Una delle questioni che Francesco Pizzetti, presidente del Garante, ha sempre posto al centro dell'attenzione è stata quella del materiale da conservare: campioni biologici, in grado di rivelare l'identità della persona e anche la sua storia familiare, o più anonime sequenze alfanumeriche, quelle che il Ddl chiama il «profilo del Dna»? La banca dati conterrà quest'ultimo, mentre i campioni biologici, da cui si estrarrà "il profilo", dovranno essere distrutti non più tardi di sei mesi.
Anche il fatto che le modalità di accesso non siano lasciate al caso – identificazione dell'operatore e tracciamento di ogni interrogazione della banca dati –non può che garan-tire, almeno sulla carta, un utilizzo oculato delle informazioni genetiche. Si tratta di principi generali, che dovranno essere meglio specificati dai regolamenti attuativi, ai quali spetterà anche il compito di identificare le misure di sicurezza con cui blindare il nuovo archivio. Il fatto, poi, che a controllare il funzionamento della banca dati sia chiamato – come aveva chiesto – lo stesso Garante, dovrebbe ridimensionare certe perplessità.

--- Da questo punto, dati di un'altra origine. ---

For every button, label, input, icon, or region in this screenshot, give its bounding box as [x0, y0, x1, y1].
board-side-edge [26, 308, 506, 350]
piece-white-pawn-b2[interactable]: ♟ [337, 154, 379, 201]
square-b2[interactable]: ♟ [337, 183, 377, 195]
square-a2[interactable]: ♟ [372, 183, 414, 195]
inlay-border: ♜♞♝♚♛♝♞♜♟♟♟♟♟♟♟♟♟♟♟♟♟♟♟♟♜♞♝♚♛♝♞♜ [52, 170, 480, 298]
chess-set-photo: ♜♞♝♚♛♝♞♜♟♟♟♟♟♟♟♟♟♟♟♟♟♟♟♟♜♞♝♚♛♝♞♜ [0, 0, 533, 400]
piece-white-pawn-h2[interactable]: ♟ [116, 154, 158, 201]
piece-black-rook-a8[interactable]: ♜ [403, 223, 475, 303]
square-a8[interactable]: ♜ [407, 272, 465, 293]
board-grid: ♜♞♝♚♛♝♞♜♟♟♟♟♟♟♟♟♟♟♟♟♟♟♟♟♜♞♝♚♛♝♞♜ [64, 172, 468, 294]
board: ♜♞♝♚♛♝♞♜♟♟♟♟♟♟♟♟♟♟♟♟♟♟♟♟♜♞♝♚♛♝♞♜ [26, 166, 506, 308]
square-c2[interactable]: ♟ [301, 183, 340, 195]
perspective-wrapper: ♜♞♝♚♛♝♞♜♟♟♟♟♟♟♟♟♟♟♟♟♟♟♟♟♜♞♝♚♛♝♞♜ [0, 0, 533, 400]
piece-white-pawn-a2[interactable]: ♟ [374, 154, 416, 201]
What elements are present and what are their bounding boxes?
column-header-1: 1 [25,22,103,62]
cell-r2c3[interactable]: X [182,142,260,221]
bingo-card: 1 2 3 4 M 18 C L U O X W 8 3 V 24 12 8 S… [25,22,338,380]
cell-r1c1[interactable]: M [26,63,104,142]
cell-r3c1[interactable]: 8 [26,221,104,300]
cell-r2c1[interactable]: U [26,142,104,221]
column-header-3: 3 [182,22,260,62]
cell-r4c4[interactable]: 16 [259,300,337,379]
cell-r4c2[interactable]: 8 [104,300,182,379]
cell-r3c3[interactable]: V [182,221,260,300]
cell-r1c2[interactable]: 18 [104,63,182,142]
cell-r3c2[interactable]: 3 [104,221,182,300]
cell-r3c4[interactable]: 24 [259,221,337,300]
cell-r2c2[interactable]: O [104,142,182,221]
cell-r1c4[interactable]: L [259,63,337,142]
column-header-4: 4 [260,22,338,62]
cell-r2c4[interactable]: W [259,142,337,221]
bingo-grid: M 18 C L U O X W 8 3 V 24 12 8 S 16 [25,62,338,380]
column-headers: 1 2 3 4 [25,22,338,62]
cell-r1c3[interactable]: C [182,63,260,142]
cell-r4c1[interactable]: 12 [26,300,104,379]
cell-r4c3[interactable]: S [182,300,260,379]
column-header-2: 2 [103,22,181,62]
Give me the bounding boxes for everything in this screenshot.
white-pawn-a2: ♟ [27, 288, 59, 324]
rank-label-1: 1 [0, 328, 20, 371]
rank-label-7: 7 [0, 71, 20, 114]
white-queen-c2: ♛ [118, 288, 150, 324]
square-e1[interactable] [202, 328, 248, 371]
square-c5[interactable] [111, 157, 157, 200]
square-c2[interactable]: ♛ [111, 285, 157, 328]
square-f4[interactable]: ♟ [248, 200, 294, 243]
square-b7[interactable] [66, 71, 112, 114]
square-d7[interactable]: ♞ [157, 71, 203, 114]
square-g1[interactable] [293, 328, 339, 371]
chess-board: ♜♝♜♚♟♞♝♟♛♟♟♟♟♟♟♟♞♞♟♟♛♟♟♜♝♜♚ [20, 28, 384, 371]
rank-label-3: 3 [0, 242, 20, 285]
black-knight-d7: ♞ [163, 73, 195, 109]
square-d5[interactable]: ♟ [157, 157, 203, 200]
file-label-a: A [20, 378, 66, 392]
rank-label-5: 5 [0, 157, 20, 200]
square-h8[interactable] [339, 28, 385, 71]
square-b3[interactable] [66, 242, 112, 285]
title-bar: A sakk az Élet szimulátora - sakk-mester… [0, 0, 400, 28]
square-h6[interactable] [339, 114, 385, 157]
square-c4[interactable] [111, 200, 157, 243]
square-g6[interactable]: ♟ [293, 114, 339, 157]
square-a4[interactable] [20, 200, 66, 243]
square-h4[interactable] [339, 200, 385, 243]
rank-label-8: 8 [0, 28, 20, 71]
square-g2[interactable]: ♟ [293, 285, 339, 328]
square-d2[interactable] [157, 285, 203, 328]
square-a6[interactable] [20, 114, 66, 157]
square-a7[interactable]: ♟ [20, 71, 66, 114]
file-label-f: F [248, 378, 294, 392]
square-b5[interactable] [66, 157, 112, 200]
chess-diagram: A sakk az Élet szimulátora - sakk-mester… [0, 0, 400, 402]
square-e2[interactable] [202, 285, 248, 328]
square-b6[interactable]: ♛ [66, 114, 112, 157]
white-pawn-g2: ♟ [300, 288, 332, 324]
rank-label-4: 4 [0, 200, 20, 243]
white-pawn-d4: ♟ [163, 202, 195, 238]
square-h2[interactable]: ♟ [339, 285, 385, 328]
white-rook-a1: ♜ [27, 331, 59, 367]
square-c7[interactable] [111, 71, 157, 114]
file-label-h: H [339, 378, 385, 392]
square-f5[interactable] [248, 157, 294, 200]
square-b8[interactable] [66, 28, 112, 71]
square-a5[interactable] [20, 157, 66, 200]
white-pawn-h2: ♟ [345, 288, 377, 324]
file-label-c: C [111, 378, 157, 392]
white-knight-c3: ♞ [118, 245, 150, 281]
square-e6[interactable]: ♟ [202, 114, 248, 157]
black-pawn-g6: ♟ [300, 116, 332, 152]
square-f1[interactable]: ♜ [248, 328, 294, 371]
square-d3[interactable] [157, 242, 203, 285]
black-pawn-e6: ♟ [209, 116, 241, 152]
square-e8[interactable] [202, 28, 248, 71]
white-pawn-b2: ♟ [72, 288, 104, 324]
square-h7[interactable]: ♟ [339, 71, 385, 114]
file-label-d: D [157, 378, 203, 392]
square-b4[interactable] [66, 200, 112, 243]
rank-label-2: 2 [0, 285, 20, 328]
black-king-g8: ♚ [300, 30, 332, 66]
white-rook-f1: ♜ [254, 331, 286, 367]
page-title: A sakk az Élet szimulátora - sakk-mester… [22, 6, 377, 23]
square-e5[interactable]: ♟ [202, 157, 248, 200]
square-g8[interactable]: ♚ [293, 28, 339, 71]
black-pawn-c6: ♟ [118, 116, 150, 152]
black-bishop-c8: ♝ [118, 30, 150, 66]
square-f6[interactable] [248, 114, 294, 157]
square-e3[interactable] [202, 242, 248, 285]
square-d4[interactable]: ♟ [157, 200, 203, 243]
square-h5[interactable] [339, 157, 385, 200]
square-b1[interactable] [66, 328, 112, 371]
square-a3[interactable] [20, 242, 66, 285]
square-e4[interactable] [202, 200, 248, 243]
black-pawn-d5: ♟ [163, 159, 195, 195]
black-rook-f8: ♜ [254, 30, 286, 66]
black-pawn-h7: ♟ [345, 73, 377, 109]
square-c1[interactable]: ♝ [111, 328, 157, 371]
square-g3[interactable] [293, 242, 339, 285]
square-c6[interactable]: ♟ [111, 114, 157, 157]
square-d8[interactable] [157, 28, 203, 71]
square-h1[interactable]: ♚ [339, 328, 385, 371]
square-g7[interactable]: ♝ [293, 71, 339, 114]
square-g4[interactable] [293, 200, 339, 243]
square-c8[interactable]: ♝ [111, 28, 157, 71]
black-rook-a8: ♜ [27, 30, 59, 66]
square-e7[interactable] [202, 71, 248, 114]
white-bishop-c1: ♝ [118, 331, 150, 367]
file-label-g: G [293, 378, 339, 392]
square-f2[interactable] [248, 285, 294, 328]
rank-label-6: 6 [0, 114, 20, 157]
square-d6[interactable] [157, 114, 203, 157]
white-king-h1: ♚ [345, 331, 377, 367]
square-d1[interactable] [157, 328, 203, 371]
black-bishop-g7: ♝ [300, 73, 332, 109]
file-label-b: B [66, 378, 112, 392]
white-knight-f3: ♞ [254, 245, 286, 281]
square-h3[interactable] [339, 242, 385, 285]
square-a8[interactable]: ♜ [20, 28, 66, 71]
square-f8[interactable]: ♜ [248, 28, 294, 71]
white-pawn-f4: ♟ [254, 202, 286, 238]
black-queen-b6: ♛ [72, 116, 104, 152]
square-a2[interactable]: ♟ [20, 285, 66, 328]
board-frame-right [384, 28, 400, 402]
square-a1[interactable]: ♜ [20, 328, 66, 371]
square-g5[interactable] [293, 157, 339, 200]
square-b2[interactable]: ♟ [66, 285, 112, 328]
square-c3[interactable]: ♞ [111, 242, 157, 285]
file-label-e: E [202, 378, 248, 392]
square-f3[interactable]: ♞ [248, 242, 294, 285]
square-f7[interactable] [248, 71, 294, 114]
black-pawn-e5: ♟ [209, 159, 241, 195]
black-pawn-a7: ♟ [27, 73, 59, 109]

La partita, comunque, è aperta, anche perché la questione della banca dati nazionale dovrà poi essere coniugata con la messa in rete degli archivi del Dna a livello Ue, come previsto dal Trattato di Prum, che il nostro Paese deve ancora ratificare. E qui entrano in gioco altre preoccupazioni, che i Garanti europei della privacy hanno già sollevato. A iniziare dal fatto che, a livello comunitario, nel settore della cooperazione giudiziaria (materia di terzo pilastro) non valgono le tutele della riservatezza (materia di primo pilastro).